What does your “CROWN” (fro) mean to you? What story does your hair tell?
My crown reminds me that a woman’s hair is her glory. It reminds me to be confident and proud of the hair naturally given to me. It also reminds me that hair is not a measure ofwho I am and who I should be, but a reminder that it is part of my accessories of beauty. So I should enjoy its versatility and the freedom of expression it allows me. In a weird way, since going on a healthy natural path, my crown is like a little baby that I enjoy nourishing and nurturing. Yes I get odd moments of weakness like the one in the above comment but for majority of the time, I love and enjoy taking care of the jewel of my head.

What’s your hair routine & which products do you use?
My full regimen is available on my blog but a summary of what this entails is: a weekly wash, then a hydrating deep condition session followed by moisturizing & sealing in the moisture.
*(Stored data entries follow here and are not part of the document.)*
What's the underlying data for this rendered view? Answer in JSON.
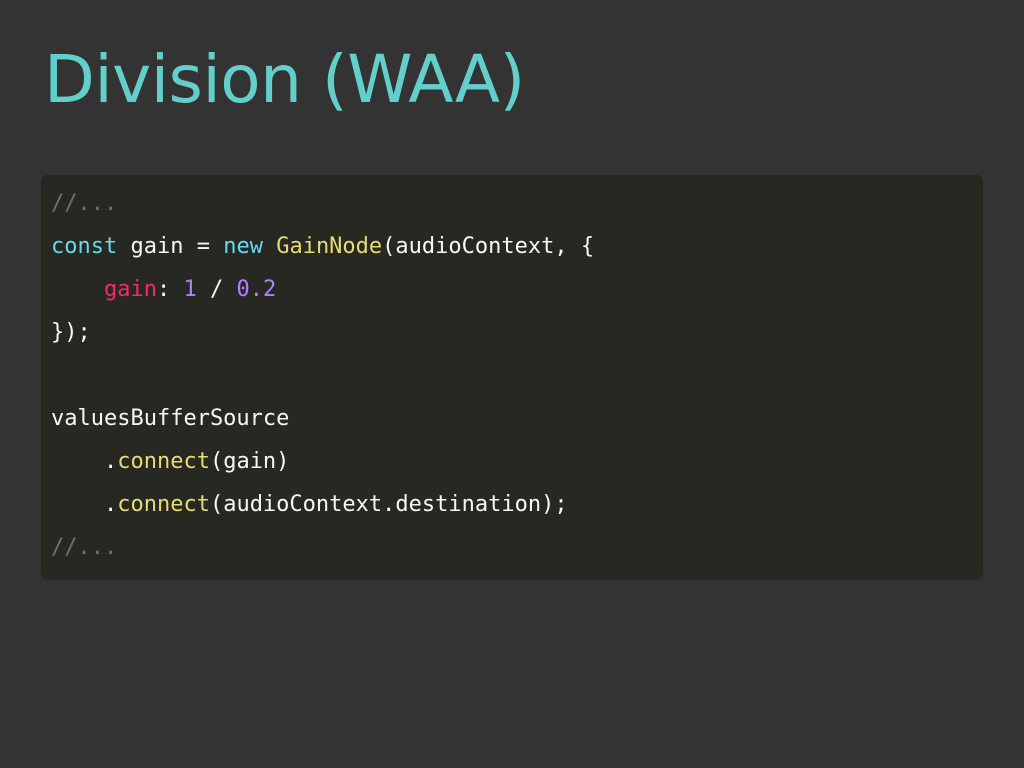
{
  "slide": {
    "title": "Division (WAA)"
  },
  "code": {
    "line1": {
      "comment": "//..."
    },
    "line2": {
      "kw_const": "const",
      "var": " gain = ",
      "kw_new": "new",
      "sp": " ",
      "class_name": "GainNode",
      "args": "(audioContext, {"
    },
    "line3": {
      "indent": "    ",
      "prop": "gain",
      "colon": ": ",
      "num1": "1",
      "op": " / ",
      "num2": "0.2"
    },
    "line4": {
      "text": "});"
    },
    "line5": {
      "text": ""
    },
    "line6": {
      "text": "valuesBufferSource"
    },
    "line7": {
      "indent": "    .",
      "method": "connect",
      "args": "(gain)"
    },
    "line8": {
      "indent": "    .",
      "method": "connect",
      "args": "(audioContext.destination);"
    },
    "line9": {
      "comment": "//..."
    }
  },
  "colors": {
    "background": "#333333",
    "title": "#63cfca",
    "code_background": "#272822",
    "comment": "#75715e",
    "keyword": "#66d9ef",
    "function": "#e6db74",
    "property": "#f92672",
    "number": "#ae81ff",
    "text": "#f8f8f2"
  }
}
Every fortnight I deep condition for protein replenishment. On a daily basis I spritz the hair with a mix of distilled water and extra virgin olive oil, castor oil and pure glycerine.  I don’t have staple products but generally use ORS, Shea Moisture and African Pride products.
What’s your biggest hair challenge and how do you deal with it?
Patience for finger detangling, in particular the detailed finger detangle I do once very 4 weeks or whenever my hair needs it. It generally takes me 4-5 hours and can be really laborious and boring. I try to watch tv series while doing it but please find me a miracle solution/product to never having tangled 4cHair. LOL!